My relationship to her has always been an interesting one…. I never felt intimidated or put off by her as I know some people are, but she certainly wasn’t waiting for me with a smile and a hug. I think the best way I can describe it is as a relationship between a child and a stern parent. Yes, she cares; she is there to guide, to give advice… but she sure as hell isn’t going to coddle me. I had a strict and stifling Catholic upbringing, and was thus instilled with toxic levels of meekness and shame. Morrighan has been my antidote to this. She doesn't let me pout or feel sorry for myself. She tells me to stand up, and it was with her help that I found my confidence and am learning my self-worth.

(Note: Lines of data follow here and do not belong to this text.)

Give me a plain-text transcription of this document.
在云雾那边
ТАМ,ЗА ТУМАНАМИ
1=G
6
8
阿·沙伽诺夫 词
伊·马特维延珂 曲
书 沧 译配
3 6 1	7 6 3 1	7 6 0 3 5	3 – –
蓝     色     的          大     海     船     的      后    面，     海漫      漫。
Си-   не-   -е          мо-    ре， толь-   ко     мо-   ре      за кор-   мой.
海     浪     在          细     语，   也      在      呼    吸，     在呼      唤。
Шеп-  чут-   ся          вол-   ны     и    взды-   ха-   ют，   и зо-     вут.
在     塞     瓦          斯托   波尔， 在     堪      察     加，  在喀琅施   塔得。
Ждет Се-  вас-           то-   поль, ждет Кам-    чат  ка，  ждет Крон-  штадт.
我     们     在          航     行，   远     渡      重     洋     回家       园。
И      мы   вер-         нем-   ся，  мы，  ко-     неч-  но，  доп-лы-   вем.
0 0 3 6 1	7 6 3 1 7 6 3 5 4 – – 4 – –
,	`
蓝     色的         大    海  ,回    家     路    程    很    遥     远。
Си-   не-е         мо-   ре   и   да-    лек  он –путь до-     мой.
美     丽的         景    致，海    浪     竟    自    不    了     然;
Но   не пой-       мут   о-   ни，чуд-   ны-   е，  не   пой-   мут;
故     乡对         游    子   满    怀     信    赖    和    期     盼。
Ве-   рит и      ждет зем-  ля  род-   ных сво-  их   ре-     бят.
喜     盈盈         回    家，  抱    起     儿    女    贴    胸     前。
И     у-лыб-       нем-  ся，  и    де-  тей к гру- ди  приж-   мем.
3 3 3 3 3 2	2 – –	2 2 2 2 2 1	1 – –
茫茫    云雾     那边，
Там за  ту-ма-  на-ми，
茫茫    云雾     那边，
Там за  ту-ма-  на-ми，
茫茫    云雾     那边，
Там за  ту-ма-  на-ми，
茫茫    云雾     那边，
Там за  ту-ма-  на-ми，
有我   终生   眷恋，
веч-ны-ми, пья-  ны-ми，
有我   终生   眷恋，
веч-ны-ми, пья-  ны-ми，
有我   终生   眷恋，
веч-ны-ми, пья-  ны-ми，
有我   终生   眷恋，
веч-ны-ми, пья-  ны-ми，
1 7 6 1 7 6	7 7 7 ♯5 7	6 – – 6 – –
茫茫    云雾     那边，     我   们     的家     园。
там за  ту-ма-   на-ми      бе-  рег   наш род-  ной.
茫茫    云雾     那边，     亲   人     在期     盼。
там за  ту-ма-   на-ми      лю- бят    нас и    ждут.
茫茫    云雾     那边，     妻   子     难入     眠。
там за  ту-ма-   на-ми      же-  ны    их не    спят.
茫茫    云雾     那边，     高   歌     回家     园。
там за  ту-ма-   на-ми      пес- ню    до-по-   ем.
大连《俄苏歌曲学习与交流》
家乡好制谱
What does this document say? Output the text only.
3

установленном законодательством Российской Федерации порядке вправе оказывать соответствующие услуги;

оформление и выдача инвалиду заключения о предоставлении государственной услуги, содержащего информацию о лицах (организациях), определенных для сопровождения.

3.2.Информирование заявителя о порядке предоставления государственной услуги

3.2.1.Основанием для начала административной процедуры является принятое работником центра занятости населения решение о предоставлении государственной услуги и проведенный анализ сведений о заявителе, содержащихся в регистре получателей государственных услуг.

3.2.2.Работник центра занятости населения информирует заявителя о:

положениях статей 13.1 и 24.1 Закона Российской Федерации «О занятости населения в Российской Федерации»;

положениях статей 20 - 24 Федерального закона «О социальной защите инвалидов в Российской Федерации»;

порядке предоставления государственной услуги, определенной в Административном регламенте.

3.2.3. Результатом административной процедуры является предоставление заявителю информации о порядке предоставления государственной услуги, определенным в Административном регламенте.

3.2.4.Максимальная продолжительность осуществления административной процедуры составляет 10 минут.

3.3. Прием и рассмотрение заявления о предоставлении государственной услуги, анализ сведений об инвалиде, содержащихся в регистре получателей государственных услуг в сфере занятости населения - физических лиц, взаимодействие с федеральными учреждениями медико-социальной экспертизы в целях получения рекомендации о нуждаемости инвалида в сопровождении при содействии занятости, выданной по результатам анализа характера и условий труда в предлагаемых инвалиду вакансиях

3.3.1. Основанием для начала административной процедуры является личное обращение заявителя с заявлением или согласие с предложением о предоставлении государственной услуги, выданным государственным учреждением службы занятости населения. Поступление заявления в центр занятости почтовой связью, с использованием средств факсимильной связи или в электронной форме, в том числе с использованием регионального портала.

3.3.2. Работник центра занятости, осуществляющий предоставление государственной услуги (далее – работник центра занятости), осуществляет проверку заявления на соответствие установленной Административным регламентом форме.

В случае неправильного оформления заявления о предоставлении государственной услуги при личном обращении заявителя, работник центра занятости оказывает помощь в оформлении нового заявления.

If Morrighan is my stern parent, then An Badb Cath (the other half of my patron) is my wild aunt. If Morrighan is the calm before the storm, The Red-mouthed Badb is the electricity that you can feel in the air and makes your hair stand up on end. She is ecstatic rage; unbridled, untamable, unpredictable passionate energy. She wants nothing more than for me to express myself. And by “express myself,” I don’t mean “express my happy feelings with finger paints.” I’m talking about those nasty, ugly feelings, the ones that people are discouraged from having, much less expressing. Not only did she teach me that it is ok to be angry (which was a revolutionary idea to me with the way I was raised), she taught me that it is ok to let myself feel it. Instead of being ashamed of my feelings and hiding them in some dark corner of my soul where they would fester and grow until they consumed me, I learned to accept them, to look at them objectively and allow them to run their course.
To me, these goddesses are proof that you can’t deny what is ugly and unpleasant in your life or yourself. You have to face those things, embrace them even. The world is made up of night and day, dark and light. They certainly aren’t happy, cuddly goddesses, but it is because of their lessons that I am as whole and happy a person as I am today. Because of this, I know what wherever my spiritual path leads, I will always have a place in my heart for the Crows of Battle.